Hard Money Loans vs. Traditional Loans
There are two major types of loans that you can get when you’re purchasing real estate. These two major types of loans are called conventional and hard money. They both have very two different purposes. A conventional loan is typically for people who are simply trying to purchase a residential or commercial property. Hard money loans are typically for real estate investors and sometimes for people with bad credit. Sometimes people with bad credit can qualify for hard money loans because the standards of lending are different. It isn’t so much based on a person’s credit history but more on their income, ability to pay the mortgage and based on the loan to value of the property. Typically a hard money loan will require 80% loan to value. It is a much easier loan to get. It is also typically much higher in interest so people who are looking for a long-term loan should not depend on a hard money lender. There are some people who will start off with a hard money loan and then transition into a traditional mortgage. You see this happening when people are rehabbing a property and have a plan to remain the owner of it for a very long time.

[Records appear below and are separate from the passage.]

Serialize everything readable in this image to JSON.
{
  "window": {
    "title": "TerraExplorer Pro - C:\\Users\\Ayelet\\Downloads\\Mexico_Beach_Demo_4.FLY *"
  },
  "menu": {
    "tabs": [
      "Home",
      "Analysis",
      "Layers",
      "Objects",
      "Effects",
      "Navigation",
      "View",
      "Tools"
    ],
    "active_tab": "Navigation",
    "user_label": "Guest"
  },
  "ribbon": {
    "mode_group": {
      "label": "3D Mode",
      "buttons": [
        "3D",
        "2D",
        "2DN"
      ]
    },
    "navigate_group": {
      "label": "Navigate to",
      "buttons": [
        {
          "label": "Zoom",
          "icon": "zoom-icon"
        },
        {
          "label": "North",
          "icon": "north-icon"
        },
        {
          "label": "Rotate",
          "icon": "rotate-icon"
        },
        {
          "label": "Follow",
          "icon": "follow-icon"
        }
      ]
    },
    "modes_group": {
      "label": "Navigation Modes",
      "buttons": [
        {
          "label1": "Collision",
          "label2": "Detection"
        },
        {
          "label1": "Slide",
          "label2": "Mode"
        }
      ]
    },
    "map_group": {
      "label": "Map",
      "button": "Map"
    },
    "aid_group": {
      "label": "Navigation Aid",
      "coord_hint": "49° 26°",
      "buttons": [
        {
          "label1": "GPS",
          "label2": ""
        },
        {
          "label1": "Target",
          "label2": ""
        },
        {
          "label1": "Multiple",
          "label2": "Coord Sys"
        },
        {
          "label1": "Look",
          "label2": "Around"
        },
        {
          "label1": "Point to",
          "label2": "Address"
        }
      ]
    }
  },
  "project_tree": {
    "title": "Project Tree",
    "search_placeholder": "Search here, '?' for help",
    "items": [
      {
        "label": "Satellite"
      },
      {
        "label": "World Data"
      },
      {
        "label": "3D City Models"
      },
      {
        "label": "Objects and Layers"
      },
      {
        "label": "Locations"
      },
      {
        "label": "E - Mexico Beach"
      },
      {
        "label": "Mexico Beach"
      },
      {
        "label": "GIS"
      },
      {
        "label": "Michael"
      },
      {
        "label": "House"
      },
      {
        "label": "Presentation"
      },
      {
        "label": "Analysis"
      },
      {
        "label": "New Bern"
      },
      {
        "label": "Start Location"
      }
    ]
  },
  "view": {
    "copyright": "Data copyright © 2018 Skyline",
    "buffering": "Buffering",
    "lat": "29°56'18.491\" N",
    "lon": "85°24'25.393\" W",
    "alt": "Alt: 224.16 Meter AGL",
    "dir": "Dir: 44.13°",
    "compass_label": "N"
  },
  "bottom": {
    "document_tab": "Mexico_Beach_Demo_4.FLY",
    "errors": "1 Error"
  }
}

So, with the information that we have shared it is pretty easy-to-understand who a hard money loan and a traditional loan is for. You probably know by now if one or the other is for you. You might have also discovered when in the cycle of your ownership you should consider either loan type. The thing to remember is that a hard money loan is typically not a long-term loan. The conditions of them do not make it favorable for long-term usage. It is typically expected for a person to flip the property or transition into a traditional loan if they still have a need for someone else’s money.
Before you decide which one is right for you. You should determine what your goals are. You should know what you’re trying to achieve. You should know if you are a person is planning to hang onto a loan for very long time. You should know if you simply are a real estate investor type who is trying to turn a profit and you are using a hard money loan because it is the easiest, quickest, and best loan to get at the time. Short term it might be the cheapest type of loan to carry. It all depends on who you are, what your plans are and the terms of the loan. Either type of loans is great for the right type of person and the right scenario.
So you best plan of action right now is to figure out which loan type is going to be best for you. Which one is going to be cheapest for you. Deciding if you need a short-term loan. Determine if you need a long-term loan. Determine which loan will allow you to achieve your financial goals. Once you have answered all of these questions you be able to easily figure out which type of loan you should get. It really is that simple.